EDS was housed inside an Environmental Enclosure with an air filtration system. The system’s stainless steel vessel has 3.655-inch thick walls that not only contain all the blast, vapor and fragments from the process, but also reduce the noise levels such that they don’t carry beyond the enclosure. During each process, experienced EDS operators attach cutting charges to each munition. Once the munitions, up to six at a time, are sealed inside the chamber, the charges are detonated, opening each munition so the agent can be neutralized, while also eliminating the explosive components in the munitions.

Operators confirm treatment is complete by sampling liquid and air from the vessel prior to reopening the sealed chamber. After processing, all metal waste is placed in drums and disposed of as hazardous waste. Liquid waste, such as neutralent and rinsewater, is packaged and disposed of as hazardous waste. All hazardous waste products will be disposed of at permitted Treatment, Storage and Disposal Facilities.

With the addition of the PCAPP site, EDS has successfully destroyed more than 2,560 items during testing and at missions at Aberdeen Proving Ground (APG), Maryland; Spring Valley, Washington, D.C.; Dover Air Force Base, Delaware; Former Camp Sibert, Alabama; Dugway Proving Ground, Utah; Pine Bluff Arsenal, Arkansas.; Rocky Mountain Arsenal, Colorado; and Redstone Arsenal, Alabama. EDS testing was conducted in the United Kingdom and at APG.

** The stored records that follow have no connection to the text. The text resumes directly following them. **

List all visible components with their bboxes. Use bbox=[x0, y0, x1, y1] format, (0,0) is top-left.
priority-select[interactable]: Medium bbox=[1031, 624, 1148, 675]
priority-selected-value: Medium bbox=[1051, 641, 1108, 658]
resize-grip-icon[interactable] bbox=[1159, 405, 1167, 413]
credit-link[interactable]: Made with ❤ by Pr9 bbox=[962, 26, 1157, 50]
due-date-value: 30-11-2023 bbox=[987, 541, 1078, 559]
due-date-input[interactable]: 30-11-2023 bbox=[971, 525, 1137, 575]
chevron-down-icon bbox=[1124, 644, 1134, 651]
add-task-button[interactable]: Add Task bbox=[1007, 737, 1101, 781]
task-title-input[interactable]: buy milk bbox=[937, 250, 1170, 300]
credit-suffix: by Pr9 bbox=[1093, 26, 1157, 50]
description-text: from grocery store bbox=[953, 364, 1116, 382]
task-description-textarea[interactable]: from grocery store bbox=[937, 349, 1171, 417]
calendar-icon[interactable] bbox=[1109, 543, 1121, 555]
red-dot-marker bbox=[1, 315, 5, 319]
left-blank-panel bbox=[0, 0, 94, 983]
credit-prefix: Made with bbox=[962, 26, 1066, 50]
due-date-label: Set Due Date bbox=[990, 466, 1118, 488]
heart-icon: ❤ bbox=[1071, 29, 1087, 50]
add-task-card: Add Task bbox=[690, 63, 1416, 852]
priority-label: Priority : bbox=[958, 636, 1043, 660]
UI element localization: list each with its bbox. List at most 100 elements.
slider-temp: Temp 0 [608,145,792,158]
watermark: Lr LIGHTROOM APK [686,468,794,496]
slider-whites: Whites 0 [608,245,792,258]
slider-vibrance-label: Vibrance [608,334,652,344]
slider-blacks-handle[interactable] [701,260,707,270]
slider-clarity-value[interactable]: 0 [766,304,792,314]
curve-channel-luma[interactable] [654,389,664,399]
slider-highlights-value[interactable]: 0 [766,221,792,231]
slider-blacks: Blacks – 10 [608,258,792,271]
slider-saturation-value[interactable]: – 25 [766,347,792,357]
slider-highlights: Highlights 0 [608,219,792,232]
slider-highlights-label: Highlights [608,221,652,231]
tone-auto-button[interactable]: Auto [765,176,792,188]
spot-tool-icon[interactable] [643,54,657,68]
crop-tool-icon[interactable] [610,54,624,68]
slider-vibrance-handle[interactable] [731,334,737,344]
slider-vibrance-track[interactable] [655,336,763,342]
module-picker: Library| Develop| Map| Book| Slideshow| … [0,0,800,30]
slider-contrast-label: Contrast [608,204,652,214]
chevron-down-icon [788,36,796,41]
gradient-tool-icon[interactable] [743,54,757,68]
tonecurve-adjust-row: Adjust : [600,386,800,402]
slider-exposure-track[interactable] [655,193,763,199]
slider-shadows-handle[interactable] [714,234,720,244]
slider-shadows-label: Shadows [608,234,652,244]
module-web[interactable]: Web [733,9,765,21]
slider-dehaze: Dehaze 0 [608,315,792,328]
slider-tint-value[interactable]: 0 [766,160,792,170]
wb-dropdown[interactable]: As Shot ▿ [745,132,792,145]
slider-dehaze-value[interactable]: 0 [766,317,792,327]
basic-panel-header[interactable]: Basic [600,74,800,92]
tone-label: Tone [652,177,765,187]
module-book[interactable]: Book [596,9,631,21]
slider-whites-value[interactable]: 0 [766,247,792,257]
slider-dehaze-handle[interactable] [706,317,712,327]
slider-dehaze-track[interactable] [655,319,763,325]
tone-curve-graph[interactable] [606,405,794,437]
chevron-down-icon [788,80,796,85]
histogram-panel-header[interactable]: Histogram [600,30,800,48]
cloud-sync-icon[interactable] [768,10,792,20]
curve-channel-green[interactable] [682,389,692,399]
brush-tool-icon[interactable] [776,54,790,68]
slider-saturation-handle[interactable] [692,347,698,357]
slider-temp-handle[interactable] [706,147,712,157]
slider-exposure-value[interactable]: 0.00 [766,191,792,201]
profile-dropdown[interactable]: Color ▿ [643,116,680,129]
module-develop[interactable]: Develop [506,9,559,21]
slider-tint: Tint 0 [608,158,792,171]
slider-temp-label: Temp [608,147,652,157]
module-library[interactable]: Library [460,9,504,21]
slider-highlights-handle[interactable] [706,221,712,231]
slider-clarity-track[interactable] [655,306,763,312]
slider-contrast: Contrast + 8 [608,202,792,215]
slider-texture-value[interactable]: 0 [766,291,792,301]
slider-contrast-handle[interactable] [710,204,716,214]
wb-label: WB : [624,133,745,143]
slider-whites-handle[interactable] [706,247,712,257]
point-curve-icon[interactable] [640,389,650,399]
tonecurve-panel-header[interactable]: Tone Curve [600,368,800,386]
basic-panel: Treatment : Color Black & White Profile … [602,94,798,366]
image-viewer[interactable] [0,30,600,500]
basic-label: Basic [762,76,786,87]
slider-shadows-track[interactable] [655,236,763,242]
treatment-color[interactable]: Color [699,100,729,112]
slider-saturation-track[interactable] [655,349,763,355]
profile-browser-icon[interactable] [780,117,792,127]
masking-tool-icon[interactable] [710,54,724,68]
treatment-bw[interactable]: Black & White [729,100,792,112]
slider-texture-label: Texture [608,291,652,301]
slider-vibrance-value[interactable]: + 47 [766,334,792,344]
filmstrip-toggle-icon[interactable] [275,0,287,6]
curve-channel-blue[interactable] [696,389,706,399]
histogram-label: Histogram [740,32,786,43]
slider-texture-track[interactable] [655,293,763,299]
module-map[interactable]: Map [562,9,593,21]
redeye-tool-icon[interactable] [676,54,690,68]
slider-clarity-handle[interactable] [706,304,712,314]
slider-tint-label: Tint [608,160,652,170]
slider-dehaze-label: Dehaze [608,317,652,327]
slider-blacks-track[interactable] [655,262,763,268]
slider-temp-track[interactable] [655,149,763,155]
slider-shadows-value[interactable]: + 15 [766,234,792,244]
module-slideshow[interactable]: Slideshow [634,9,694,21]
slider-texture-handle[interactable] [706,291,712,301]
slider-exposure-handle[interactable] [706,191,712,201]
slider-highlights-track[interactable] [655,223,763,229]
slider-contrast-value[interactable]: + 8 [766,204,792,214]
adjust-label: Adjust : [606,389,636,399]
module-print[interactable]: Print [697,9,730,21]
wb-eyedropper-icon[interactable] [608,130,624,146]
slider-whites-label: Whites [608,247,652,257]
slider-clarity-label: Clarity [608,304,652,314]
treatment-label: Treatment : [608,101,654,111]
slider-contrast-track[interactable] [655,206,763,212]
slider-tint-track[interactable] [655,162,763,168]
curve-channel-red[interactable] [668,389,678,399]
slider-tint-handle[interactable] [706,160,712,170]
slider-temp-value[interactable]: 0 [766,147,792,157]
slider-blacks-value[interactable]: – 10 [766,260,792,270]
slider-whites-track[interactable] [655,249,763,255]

Explosive Destruction System Steps

Step 1

Operators bring the overpacked munitions into the environmental enclosure, unpack the munitions and place them in the munition holder, which can hold up to six munitions.

Step 2

Operators attach linear shaped charges along the munition bodies.

Step 3

Operators slide the items into the EDS vessel where the Advanced Fragment Suppression System (AFSS) surrounds them, protecting the chamber of the EDS during operations. The AFSS efficiently allows operators to replace the individual damaged rods instead of the entire system.

Step 4

Operators attach electrical components, then close and seal the door and validate the seal.

Step 5

Operators remotely detonate the linear shaped charges to access the munition bodies and their chemical fill, while eliminating their explosive capacity.

Step 6

Operators add neutralization chemicals and heat the vessel, if needed, using steam heating technology that injects live steam directly into the EDS, heating the vessel on the inside only.

Step 7

Operators rotate the unit to mix the contents and neutralize the chemical fill. They confirm treatment by sampling residual liquid and air from the vessel prior to reopening the EDS. Finally, operators remove the contents and transport them to an approved facility for treatment as hazardous waste.